In the interview, he mentioned the platform Liquida as a possible starting point to discover the Italian blogosphere. So what I did was to search for “Europea” on this platform and I stumbled over several articles and blog posts that clearly qualify as European blogging.

Bruno Saetta for examples blogs about the approval of the Cybercrime Directive by the European Parliament’s Civil Liberties committee. Baltica comments in Italian on the Latvian prime minister’s statement on the recent activities of the European Central Bank (ECB). And Liberta di Opinione finds that European Parliament President Martin Schulz agrees with people claiming that, when Italian banks can borrow money for 1% from the ECB, it was scandalous that these banks would then borrow money for 4-7%.

Three very concrete examples of European blogging in Italian: The first one covers recent legislative activities at the European level with a more technical focus. The second reports in Italian about a Latvian politician’s comments on European affairs. And the third uses the political opinion of a European politician to support an argument about national politico-economic affairs.
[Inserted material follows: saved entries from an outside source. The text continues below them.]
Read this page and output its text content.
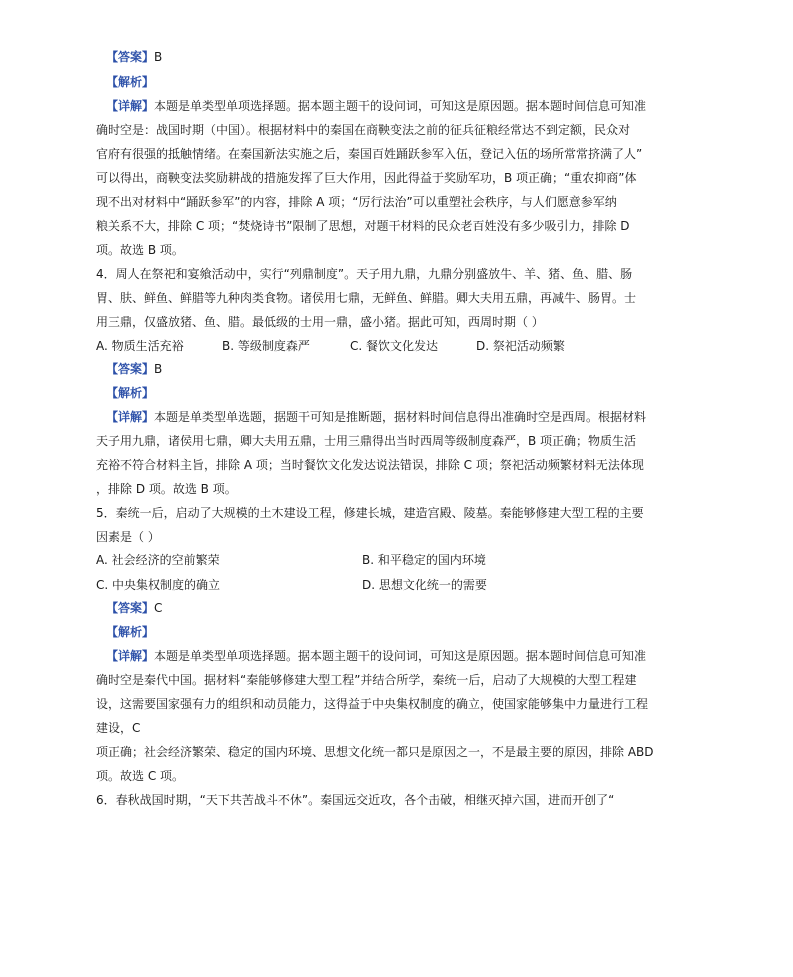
【答案】B
【解析】
【详解】本题是单类型单项选择题。据本题主题干的设问词，可知这是原因题。据本题时间信息可知准
确时空是：战国时期（中国）。根据材料中的秦国在商鞅变法之前的征兵征粮经常达不到定额，民众对
官府有很强的抵触情绪。在秦国新法实施之后，秦国百姓踊跃参军入伍，登记入伍的场所常常挤满了人”
可以得出，商鞅变法奖励耕战的措施发挥了巨大作用，因此得益于奖励军功，B 项正确；“重农抑商”体
现不出对材料中“踊跃参军”的内容，排除 A 项；“厉行法治”可以重塑社会秩序，与人们愿意参军纳
粮关系不大，排除 C 项；“焚烧诗书”限制了思想，对题干材料的民众老百姓没有多少吸引力，排除 D
项。故选 B 项。
4．周人在祭祀和宴飨活动中，实行“列鼎制度”。天子用九鼎，九鼎分别盛放牛、羊、猪、鱼、腊、肠
胃、肤、鲜鱼、鲜腊等九种肉类食物。诸侯用七鼎，无鲜鱼、鲜腊。卿大夫用五鼎，再减牛、肠胃。士
用三鼎，仅盛放猪、鱼、腊。最低级的士用一鼎，盛小猪。据此可知，西周时期（ ）
A. 物质生活充裕	B. 等级制度森严	C. 餐饮文化发达	D. 祭祀活动频繁
【答案】B
【解析】
【详解】本题是单类型单选题，据题干可知是推断题，据材料时间信息得出准确时空是西周。根据材料
天子用九鼎，诸侯用七鼎，卿大夫用五鼎，士用三鼎得出当时西周等级制度森严，B 项正确；物质生活
充裕不符合材料主旨，排除 A 项；当时餐饮文化发达说法错误，排除 C 项；祭祀活动频繁材料无法体现
，排除 D 项。故选 B 项。
5．秦统一后，启动了大规模的土木建设工程，修建长城，建造宫殿、陵墓。秦能够修建大型工程的主要
因素是（ ）
A. 社会经济的空前繁荣	B. 和平稳定的国内环境
C. 中央集权制度的确立	D. 思想文化统一的需要
【答案】C
【解析】
【详解】本题是单类型单项选择题。据本题主题干的设问词，可知这是原因题。据本题时间信息可知准
确时空是秦代中国。据材料“秦能够修建大型工程”并结合所学，秦统一后，启动了大规模的大型工程建
设，这需要国家强有力的组织和动员能力，这得益于中央集权制度的确立，使国家能够集中力量进行工程
建设，C
项正确；社会经济繁荣、稳定的国内环境、思想文化统一都只是原因之一，不是最主要的原因，排除 ABD
项。故选 C 项。
6．春秋战国时期，“天下共苦战斗不休”。秦国远交近攻，各个击破，相继灭掉六国，进而开创了“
What all three lack is links to other blogs. As argued before. Which does not say that links are always missing, as this Italian follow-up blog post to our discussions on the European blogosphere proves.

This post is part of a series of blog posts in preparation of my talk at the re:publica 11 on 3 May 2012. Previous posts here (German), here (EN), or here (EN).



4 Responses to On the road to #rp12: European blogging in Italy

  1. avatar Craig Willy says:

    Good flagging the ECB issue. In my opinion there is generally not enough power and controversy at EU-level to interest a transnational audience. On the eurozone however – with the ECB’s power and unaccountability, the “governance” rules, the massive impact on people’s jobs (or lack of thereof), welfare states, and savings – the absence of public debate is something we can’t afford.